Hall of Famer Kenji Tsumura at the ready.

Game 3 began with Tedjditi going down to six cards, keeping a removal heavy hand with no creatures. Tsumura had a stacked hand, but only two lands, including a turn two Cleric of the Forward Order. The Cleric quickly died to a Wild Slash, and Tedjditi followed up with a top-decked Dragon Fodder. The Frenchman continued to draw well, using his starting removal to remove Tsumura's blockers while casting multiple Monastery Swiftspears. But the real undoing for Tsumura was never finding a third land, even after an Elvish Visionary. Unable to get off the ground, Tedjditi's little red creatures overwhelmed Tsumura.

Hichem Tedjditi 2 – Kenji Tsumura 1

Seat B: Pierre Dagen (Mardu Midrange) vs. Soyo You (Atarka Red)

Dagen started off with a first-turn Duress, forcing You to discard a Temur Battle Rage. You responded with a turn one Monastery Swiftspear, starting his offensive. Dagen's singleton Fiery Impulse picked off the Monastery Swiftspear when You tapped out for an Abbot of Keral Keep on the next turn. The two continued to trade creatures and removal, the Abbot dying to a Crackling Doom, and a Seeker of the Way providing a defense against You's Goblin tokens. As Dagen's defense became ever stronger, he started dashing in his Dragons, eventually devouring You.

Game 2 saw a slower start for Japan, with the first play a turn two Dragon Fodder against the man with all the dragons. Dagen tried to mount a defense with Soulfire Grand Master and Seeker of the Way, but You was having none of it, either eliminating or pumping his way through the blockers. However, Dagen found a Radiant Flames and reset the board.

You started to rebuild with another Dragon Fodder. Dagen used Duress to force a Hordeling Outburst to be discarded, but the Frenchman's side of the battlefield remained empty, and he remained trapped on three lands. You conferred with his teammates, and then decided to go all-in against Dagen, betting he wouldn't find another Radiant Flames. You cast a Hordeling Outburst and Zurgo Bellstriker. Swinging in, Dagen cast a Mardu Charm for some surprise blockers, but a Become Immense from You instantly ended the game.
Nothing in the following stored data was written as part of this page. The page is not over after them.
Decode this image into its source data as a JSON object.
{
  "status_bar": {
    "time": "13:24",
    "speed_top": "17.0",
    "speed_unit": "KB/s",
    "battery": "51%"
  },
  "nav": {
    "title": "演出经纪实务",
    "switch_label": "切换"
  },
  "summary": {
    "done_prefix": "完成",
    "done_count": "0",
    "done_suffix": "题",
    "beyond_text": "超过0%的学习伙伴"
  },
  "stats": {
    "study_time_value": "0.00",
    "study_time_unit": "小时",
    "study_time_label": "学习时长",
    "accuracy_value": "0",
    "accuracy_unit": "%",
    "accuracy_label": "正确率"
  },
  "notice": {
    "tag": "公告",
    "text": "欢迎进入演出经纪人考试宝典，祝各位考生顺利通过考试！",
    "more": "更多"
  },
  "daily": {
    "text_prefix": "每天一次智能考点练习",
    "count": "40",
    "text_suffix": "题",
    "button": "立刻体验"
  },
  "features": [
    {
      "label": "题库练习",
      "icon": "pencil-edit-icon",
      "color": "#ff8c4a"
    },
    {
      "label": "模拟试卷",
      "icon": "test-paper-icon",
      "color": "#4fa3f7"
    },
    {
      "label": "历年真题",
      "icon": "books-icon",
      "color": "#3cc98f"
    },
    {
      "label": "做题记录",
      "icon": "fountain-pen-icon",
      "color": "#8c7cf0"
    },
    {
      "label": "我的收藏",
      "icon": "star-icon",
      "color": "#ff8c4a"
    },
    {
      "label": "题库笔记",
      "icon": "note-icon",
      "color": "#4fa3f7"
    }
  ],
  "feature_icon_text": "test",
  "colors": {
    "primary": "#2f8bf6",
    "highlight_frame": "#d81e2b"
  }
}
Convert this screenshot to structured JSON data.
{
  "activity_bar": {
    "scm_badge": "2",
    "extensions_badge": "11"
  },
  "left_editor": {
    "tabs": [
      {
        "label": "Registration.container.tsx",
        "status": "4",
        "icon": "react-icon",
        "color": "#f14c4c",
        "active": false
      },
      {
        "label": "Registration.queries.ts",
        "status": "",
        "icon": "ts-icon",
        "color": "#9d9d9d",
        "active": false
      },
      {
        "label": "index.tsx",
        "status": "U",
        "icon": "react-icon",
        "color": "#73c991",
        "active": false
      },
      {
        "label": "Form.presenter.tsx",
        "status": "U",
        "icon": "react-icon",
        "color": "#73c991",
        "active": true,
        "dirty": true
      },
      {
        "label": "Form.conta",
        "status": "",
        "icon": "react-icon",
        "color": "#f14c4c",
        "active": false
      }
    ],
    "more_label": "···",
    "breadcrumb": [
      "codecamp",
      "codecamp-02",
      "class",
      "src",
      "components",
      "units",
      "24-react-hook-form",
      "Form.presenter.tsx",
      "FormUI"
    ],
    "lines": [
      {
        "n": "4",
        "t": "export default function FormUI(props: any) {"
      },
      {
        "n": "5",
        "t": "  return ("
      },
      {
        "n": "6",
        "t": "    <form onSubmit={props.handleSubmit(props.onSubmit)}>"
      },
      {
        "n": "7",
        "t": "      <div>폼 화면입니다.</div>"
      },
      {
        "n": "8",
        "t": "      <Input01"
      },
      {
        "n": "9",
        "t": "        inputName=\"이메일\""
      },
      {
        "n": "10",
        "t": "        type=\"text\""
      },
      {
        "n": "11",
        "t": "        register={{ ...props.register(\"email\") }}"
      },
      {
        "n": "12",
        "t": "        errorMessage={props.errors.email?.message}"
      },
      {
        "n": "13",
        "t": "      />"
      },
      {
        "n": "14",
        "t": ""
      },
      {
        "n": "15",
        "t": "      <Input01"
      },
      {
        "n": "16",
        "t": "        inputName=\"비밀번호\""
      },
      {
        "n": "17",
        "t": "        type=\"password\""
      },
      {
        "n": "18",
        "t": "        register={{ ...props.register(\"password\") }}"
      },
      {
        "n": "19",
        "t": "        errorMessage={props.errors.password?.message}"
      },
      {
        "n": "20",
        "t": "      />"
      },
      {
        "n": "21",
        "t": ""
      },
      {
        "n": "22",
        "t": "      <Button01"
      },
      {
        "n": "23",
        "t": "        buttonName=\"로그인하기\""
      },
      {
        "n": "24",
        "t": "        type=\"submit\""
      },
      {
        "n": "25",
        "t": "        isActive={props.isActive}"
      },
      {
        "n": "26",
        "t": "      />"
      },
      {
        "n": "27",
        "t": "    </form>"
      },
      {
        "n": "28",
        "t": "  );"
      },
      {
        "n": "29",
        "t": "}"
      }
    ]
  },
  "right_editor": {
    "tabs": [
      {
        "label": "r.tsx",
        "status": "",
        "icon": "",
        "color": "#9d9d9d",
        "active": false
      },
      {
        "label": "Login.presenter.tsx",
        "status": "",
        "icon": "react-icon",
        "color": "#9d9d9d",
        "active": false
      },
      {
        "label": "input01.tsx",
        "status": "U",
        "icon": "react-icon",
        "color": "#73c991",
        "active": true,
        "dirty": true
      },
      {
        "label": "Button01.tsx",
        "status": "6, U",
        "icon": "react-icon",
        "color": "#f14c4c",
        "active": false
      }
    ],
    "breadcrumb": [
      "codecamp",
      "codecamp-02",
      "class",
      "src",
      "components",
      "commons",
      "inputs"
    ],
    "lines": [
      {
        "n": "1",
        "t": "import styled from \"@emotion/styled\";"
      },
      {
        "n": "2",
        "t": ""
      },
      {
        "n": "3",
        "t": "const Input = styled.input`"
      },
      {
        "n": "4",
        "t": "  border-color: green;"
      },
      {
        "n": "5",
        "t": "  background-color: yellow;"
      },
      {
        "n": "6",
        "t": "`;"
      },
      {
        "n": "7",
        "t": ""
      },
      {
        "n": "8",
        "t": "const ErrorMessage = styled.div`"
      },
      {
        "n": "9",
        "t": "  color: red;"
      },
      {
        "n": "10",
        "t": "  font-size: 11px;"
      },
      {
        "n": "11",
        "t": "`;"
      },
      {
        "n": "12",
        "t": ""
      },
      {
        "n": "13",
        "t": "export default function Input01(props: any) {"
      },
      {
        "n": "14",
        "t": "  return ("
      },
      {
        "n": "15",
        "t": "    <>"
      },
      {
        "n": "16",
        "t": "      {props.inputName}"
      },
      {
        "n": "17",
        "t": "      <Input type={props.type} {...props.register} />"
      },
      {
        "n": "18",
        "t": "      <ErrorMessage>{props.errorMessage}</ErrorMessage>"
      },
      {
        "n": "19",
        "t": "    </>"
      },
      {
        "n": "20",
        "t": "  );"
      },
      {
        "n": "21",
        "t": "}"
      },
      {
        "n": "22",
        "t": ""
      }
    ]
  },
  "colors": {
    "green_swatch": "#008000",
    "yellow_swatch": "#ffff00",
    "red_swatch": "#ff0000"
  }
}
Pro Tour Theros finalist Pierre Dagen is no slouch, and is looking to match his friend's finish from 2013.

Japan had clawed back into the round and needed one more game to take it to Match 3. France only needed this last game and they would go straight through. You had a seemingly slow hand, playing nothing but a Mountain on the first turn, but did use the mana to kill Dagen's second-turn Seeker of the Way. Japan then cast back-to-back Dragon Fodders, but another Seeker of the Way, followed by a Soulfire Grand Master, kept the goblin horde at bay.

Dagen cast Duress, to which Japan responded by casting a Titan's Strength on a Goblin, and then revealed a hand of only lands. The Seeker, now pumped by the prowess trigger, attacked in, helping to cushion Dagen's life total and trading with the strengthened goblin. Dagen played the next few turns carefully, being sure to keep open a black mana for Murderous Cut, should You happen to draw into the combo, but he didn't have to worry. You continued to draw nothing but lands while Dagen's Thunderbreak Regent smashed through the air for the win.

Pierre Dagen 2 – Soyo You 1


France advances, taking down some of the game's titans. They were now only two matches away from a second title.

By this time, Soumet and Watanabe had drawn even in games in the Esper Dragon mirror, but it didn't matter. France was through to the semifinals against Thailand.

"I feel very good now, much better than ten minutes ago," smiled Dagen afterwards. "It was really hard. We were particularly worried about the Esper Dragon's mirror. Our decklists split Duress between our Esper deck and our Mardu deck, and Duress is the key card in the Esper mirror, so Arnaud was going to have a hard time after sideboarding. It meant we had to make sure we won the other two matches."

"Now we'll be up against Thailand. I think, on paper, we have good matchups. Certainly I built my deck to beat Atarka Red, and I believe Arnaud will play excellently in the Esper mirror."

France defeats Japan 2-0 and advances to the semifinals!